In de Miljoenennota probeert het kabinet arbeid aantrekkelijker te maken, onder andere door werkgeverslasten te verlagen en om de werkkostenregeling te verruimen. Er is echter weinig enthousiasme voor de maatregelen vanuit werkgeversorganisaties.

De belangrijkste punten:

Lagere belasting op arbeid, hogere arbeidskorting

Werknemers betalen in 2023 minder inkomstenbelasting. Het laagste tarief daalt van 37,07% naar 36,93%, en het bedrag waarover dit laagste tarief verschuldigd is, neem toe. Dat stijgt volgens het Belastingplan 2023 van € 69.398 naar € 73.031. Ook de premies volksverzekeringen gaan omlaag. Samen met een verhoging van de arbeidskorting ( een bedrag dat in mindering wordt gebracht op de te betalen belasting, als je looninkomsten hebt) moet dat iemand met een middeninkomen €500 extra per jaar opleveren.

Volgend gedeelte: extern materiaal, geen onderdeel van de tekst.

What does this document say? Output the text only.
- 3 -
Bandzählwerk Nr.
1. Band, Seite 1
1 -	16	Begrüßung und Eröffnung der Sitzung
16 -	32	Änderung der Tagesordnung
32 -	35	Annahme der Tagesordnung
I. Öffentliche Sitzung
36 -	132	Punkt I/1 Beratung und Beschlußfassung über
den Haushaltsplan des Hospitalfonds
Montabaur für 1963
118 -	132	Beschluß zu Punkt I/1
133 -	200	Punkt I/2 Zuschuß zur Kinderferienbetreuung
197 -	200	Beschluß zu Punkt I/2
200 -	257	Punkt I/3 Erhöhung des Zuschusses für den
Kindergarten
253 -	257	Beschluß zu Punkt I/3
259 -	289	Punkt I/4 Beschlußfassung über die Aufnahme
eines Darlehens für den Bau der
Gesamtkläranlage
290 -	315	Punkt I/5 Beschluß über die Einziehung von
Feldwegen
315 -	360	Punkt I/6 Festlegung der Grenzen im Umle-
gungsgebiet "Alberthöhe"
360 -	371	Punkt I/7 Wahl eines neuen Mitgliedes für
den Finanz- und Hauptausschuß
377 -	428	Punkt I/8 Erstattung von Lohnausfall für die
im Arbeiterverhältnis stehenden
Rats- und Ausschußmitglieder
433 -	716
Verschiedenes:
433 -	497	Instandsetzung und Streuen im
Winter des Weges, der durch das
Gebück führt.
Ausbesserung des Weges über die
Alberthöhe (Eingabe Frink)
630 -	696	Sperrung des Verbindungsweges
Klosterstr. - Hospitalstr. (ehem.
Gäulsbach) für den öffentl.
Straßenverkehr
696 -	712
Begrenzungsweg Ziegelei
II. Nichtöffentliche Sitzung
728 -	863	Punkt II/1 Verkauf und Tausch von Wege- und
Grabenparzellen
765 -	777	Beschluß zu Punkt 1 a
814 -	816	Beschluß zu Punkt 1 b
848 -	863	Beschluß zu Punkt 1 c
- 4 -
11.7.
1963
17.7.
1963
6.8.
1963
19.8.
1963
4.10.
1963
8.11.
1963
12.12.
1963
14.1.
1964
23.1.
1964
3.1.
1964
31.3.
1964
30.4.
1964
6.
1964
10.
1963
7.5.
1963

Het minimumloon gaat omhoog

Voor het eerst sinds 1969 voert het kabinet per 1 januari een extra stijging van het minimumloon door. Normaal stijgt die twee keer per jaar mee met de gemiddelde cao-lonen. Die ‘normale’ stijging bedraagt op 1 januari 2,1 procent. De ‘extra’ stijging bedraagt 8,05 procent. Het bruto minimumloon stijgt daarmee van ruim 1.756 euro naar ruim 1.934 euro. In het regeerakkoord had Rutte IV al een extra stijging van het minimumloon afgesproken met 7,5 procent. Daar is nu dus 0,55 procentpunt bovenop gekomen. Ook wordt de stijging in één keer doorgevoerd en niet, zoals in het regeerakkoord stond, in drie stappen. Het minimumloon is daarnaast gekoppeld gebleven aan de uitkeringen, waardoor ook deze meestijgen.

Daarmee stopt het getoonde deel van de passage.